Preparing for a Government Investigation

Federal, state and city governments all closely scrutinize employers within the construction industry. From the U.S. Department of Labor (DOL) and the Occupational Safety and Health Administration (OSHA) to the state Department of Labor and Employment and Department of Regulatory Agencies, these government entities may investigate your company for wage-related issues, employee misclassifications, workplace accidents and injuries, breaches of the Immigration Reform and Control Act, and more. While following the letter of the law at all times can help you avoid the disruption in operations and negative publicity that generally accompany an investigation, you may still eventually find your company under government scrutiny. Fortunately, a little preparation can help you minimize the impact of the situation.
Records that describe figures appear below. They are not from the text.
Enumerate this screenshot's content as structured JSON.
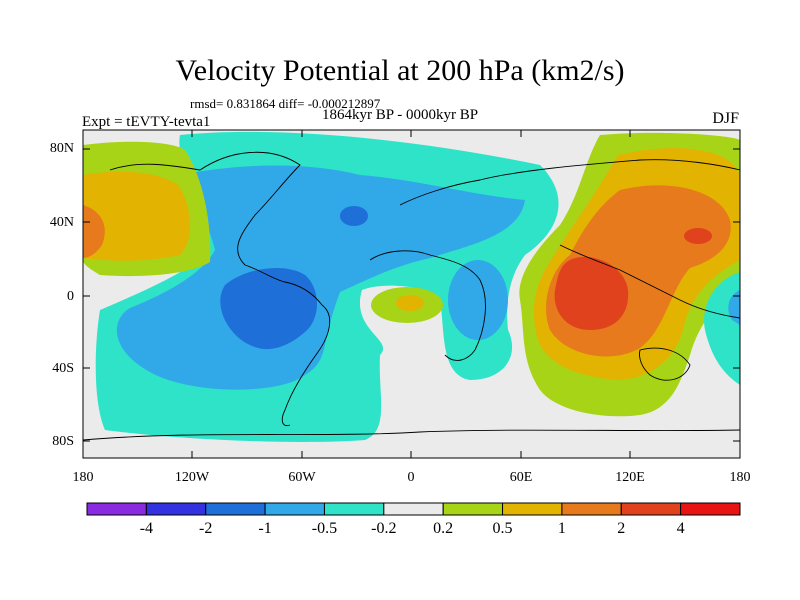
{
  "title": "Velocity Potential at 200 hPa (km2/s)",
  "stats": "rmsd= 0.831864 diff= -0.000212897",
  "period": "1864kyr BP - 0000kyr BP",
  "experiment": "Expt = tEVTY-tevta1",
  "season": "DJF",
  "map": {
    "lat_ticks": [
      "80N",
      "40N",
      "0",
      "40S",
      "80S"
    ],
    "lon_ticks": [
      "180",
      "120W",
      "60W",
      "0",
      "60E",
      "120E",
      "180"
    ]
  },
  "colorbar": {
    "colors": [
      "#8a2be2",
      "#3232e0",
      "#1e6fd8",
      "#31a8e8",
      "#2ee3c8",
      "#ebebeb",
      "#a8d418",
      "#e2b300",
      "#e67a1c",
      "#e0421e",
      "#e81414"
    ],
    "labels": [
      "-4",
      "-2",
      "-1",
      "-0.5",
      "-0.2",
      "0.2",
      "0.5",
      "1",
      "2",
      "4"
    ]
  }
}
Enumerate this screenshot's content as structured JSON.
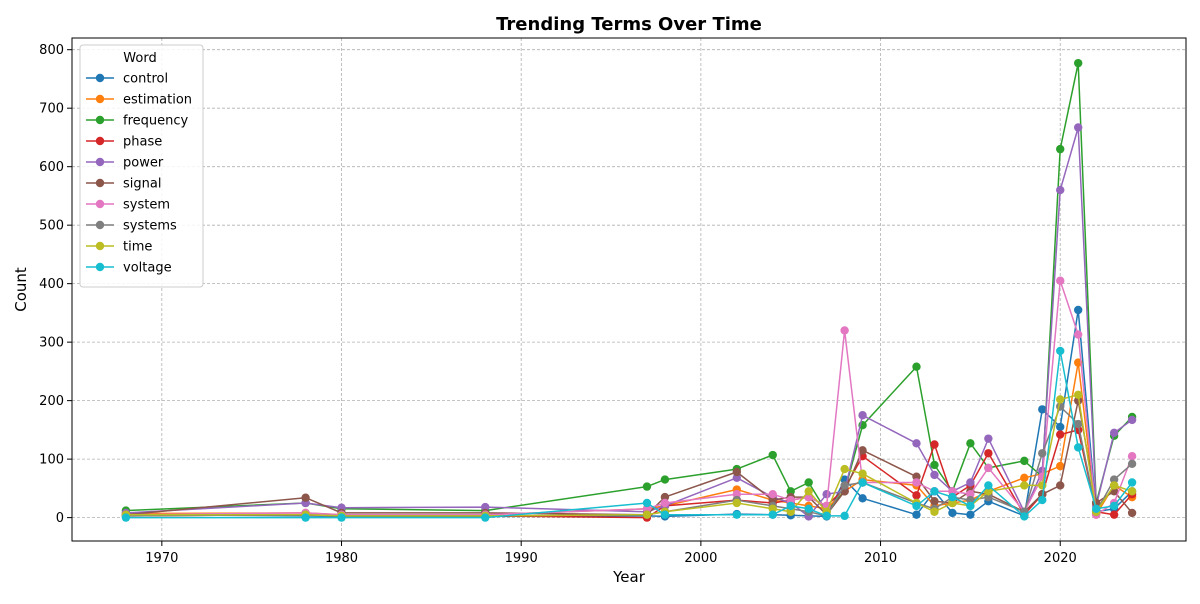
{
  "chart_data": {
    "type": "line",
    "title": "Trending Terms Over Time",
    "xlabel": "Year",
    "ylabel": "Count",
    "xlim": [
      1965,
      2027
    ],
    "ylim": [
      -40,
      820
    ],
    "xticks": [
      1970,
      1980,
      1990,
      2000,
      2010,
      2020
    ],
    "yticks": [
      0,
      100,
      200,
      300,
      400,
      500,
      600,
      700,
      800
    ],
    "grid": true,
    "legend": {
      "title": "Word",
      "placement": "top-left"
    },
    "x": [
      1968,
      1978,
      1980,
      1988,
      1997,
      1998,
      2002,
      2004,
      2005,
      2006,
      2007,
      2008,
      2009,
      2012,
      2013,
      2014,
      2015,
      2016,
      2018,
      2019,
      2020,
      2021,
      2022,
      2023,
      2024
    ],
    "series": [
      {
        "name": "control",
        "color": "#1f77b4",
        "values": [
          5,
          3,
          2,
          2,
          3,
          2,
          6,
          5,
          4,
          3,
          2,
          65,
          33,
          5,
          45,
          8,
          5,
          28,
          3,
          185,
          155,
          355,
          10,
          15,
          45
        ]
      },
      {
        "name": "estimation",
        "color": "#ff7f0e",
        "values": [
          7,
          8,
          5,
          5,
          15,
          20,
          48,
          30,
          25,
          20,
          15,
          45,
          65,
          55,
          20,
          25,
          30,
          45,
          68,
          75,
          88,
          265,
          5,
          55,
          35
        ]
      },
      {
        "name": "frequency",
        "color": "#2ca02c",
        "values": [
          12,
          25,
          15,
          12,
          53,
          65,
          83,
          107,
          45,
          60,
          10,
          45,
          158,
          258,
          90,
          45,
          127,
          85,
          97,
          70,
          630,
          777,
          25,
          140,
          172
        ]
      },
      {
        "name": "phase",
        "color": "#d62728",
        "values": [
          3,
          5,
          3,
          3,
          0,
          20,
          30,
          25,
          30,
          35,
          20,
          50,
          105,
          38,
          125,
          35,
          55,
          110,
          5,
          40,
          142,
          150,
          10,
          5,
          40
        ]
      },
      {
        "name": "power",
        "color": "#9467bd",
        "values": [
          8,
          25,
          17,
          18,
          10,
          20,
          68,
          35,
          25,
          2,
          40,
          45,
          175,
          127,
          73,
          45,
          60,
          135,
          10,
          80,
          560,
          667,
          20,
          145,
          167
        ]
      },
      {
        "name": "signal",
        "color": "#8c564b",
        "values": [
          5,
          34,
          8,
          8,
          5,
          35,
          78,
          30,
          35,
          35,
          5,
          45,
          115,
          70,
          28,
          25,
          45,
          40,
          10,
          40,
          55,
          200,
          25,
          45,
          8
        ]
      },
      {
        "name": "system",
        "color": "#e377c2",
        "values": [
          5,
          8,
          5,
          5,
          15,
          25,
          40,
          40,
          30,
          35,
          20,
          320,
          60,
          60,
          45,
          45,
          40,
          85,
          10,
          70,
          405,
          313,
          5,
          25,
          105
        ]
      },
      {
        "name": "systems",
        "color": "#7f7f7f",
        "values": [
          3,
          5,
          3,
          3,
          5,
          10,
          30,
          20,
          15,
          10,
          3,
          55,
          60,
          25,
          15,
          35,
          30,
          35,
          10,
          110,
          190,
          160,
          10,
          65,
          92
        ]
      },
      {
        "name": "time",
        "color": "#bcbd22",
        "values": [
          5,
          5,
          3,
          3,
          5,
          10,
          25,
          15,
          10,
          45,
          10,
          83,
          75,
          25,
          10,
          25,
          20,
          45,
          55,
          55,
          202,
          210,
          10,
          55,
          45
        ]
      },
      {
        "name": "voltage",
        "color": "#17becf",
        "values": [
          0,
          0,
          0,
          0,
          25,
          5,
          5,
          5,
          20,
          15,
          3,
          3,
          60,
          20,
          45,
          35,
          20,
          55,
          2,
          30,
          285,
          120,
          15,
          20,
          60
        ]
      }
    ]
  }
}
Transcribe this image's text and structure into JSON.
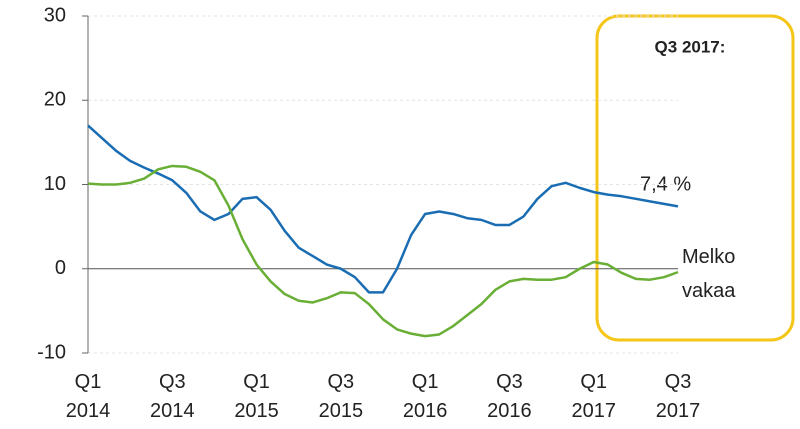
{
  "chart_data": {
    "type": "line",
    "categories": [
      "Q1 2014",
      null,
      null,
      null,
      null,
      null,
      "Q3 2014",
      null,
      null,
      null,
      null,
      null,
      "Q1 2015",
      null,
      null,
      null,
      null,
      null,
      "Q3 2015",
      null,
      null,
      null,
      null,
      null,
      "Q1 2016",
      null,
      null,
      null,
      null,
      null,
      "Q3 2016",
      null,
      null,
      null,
      null,
      null,
      "Q1 2017",
      null,
      null,
      null,
      null,
      null,
      "Q3 2017"
    ],
    "series": [
      {
        "color": "#1a6db3",
        "values": [
          17,
          15.5,
          14,
          12.8,
          12,
          11.3,
          10.5,
          9,
          6.8,
          5.8,
          6.5,
          8.3,
          8.5,
          7,
          4.5,
          2.5,
          1.5,
          0.5,
          0,
          -1,
          -2.8,
          -2.8,
          0,
          4,
          6.5,
          6.8,
          6.5,
          6,
          5.8,
          5.2,
          5.2,
          6.2,
          8.3,
          9.8,
          10.2,
          9.6,
          9.1,
          8.8,
          8.6,
          8.3,
          8,
          7.7,
          7.4
        ]
      },
      {
        "color": "#6aaf35",
        "values": [
          10.1,
          10,
          10,
          10.2,
          10.7,
          11.8,
          12.2,
          12.1,
          11.5,
          10.5,
          7.5,
          3.5,
          0.5,
          -1.5,
          -3,
          -3.8,
          -4,
          -3.5,
          -2.8,
          -2.9,
          -4.2,
          -6,
          -7.2,
          -7.7,
          -8,
          -7.8,
          -6.8,
          -5.5,
          -4.2,
          -2.5,
          -1.5,
          -1.2,
          -1.3,
          -1.3,
          -1,
          0,
          0.8,
          0.5,
          -0.5,
          -1.2,
          -1.3,
          -1,
          -0.4
        ]
      }
    ],
    "ylim": [
      -10,
      30
    ],
    "yticks": [
      -10,
      0,
      10,
      20,
      30
    ],
    "grid": true,
    "highlight_color": "#f5c518",
    "annotations": [
      "Q3 2017:",
      "7,4 %",
      "Melko vakaa"
    ]
  }
}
Assure documents are not destroyed. Providing investigators with detailed, complete documentation can help you avoid costly penalties, fines and litigation. Your construction company should already have a policy in place to preserve and protect vital information including application materials, pre-employment screening results, employment forms, hours worked and wages paid, disciplinary records, workplace injury and illness reports, accident reports, workplace safety training and more.

You should also retain any electronically stored information that may be needed in the future indefinitely. This includes digital timecard records and emails. While storage constraints may tempt you to delete this information periodically, it could help to back up your claims in the event of an investigation.

Consult your legal professional as soon as possible. Regulators are going to demand documents and access to employees for interviews. Before you comply, consult your legal professional. Legal privileges may apply to trade secrets and other confidential information. If you share this privileged information with third parties—including government regulators or the media—you may inadvertently waive the privilege to protect it. Though this can demonstrate cooperation and establish your company’s innocence early on, it may expose you to unnecessary risk in the event of subsequent litigation.

Conduct your own investigation. An internal investigation will allow you to identify any potential wrongdoing on your own and prepare a defense or take appropriate corrective action.  If you are in the wrong, addressing the issue immediately will help you preserve your reputation and further demonstrate cooperation. Consider enlisting the help of your legal counsel in the internal investigation, especially for employee/witness interviews. While you may elect to produce a written report outlining the findings of your investigation, keep in mind you may ultimately have to disclose it to the government. Avoid premature conclusions, inflammatory language or including privileged information.

Prepare a unified response. High-profile government investigations usually trigger media inquiries. Your customers and shareholders may also want to know more about the situation. Ensure your team is delivering a consistent message by preparing a unified response and funneling all outside communications about the investigation through one point of contact. A member of senior management or a company spokesperson is generally the best choice. Take time to run the response past your legal counsel before he/she begins distributing it. The information should be accurate and free from privileged information.

Establish a relationship with a risk management advisor.Government investigations are a sometimes unavoidable risk of doing business in the construction industry. A risk management professional can help you identify possible areas of investigation and address potential issues before they trigger government scrutiny.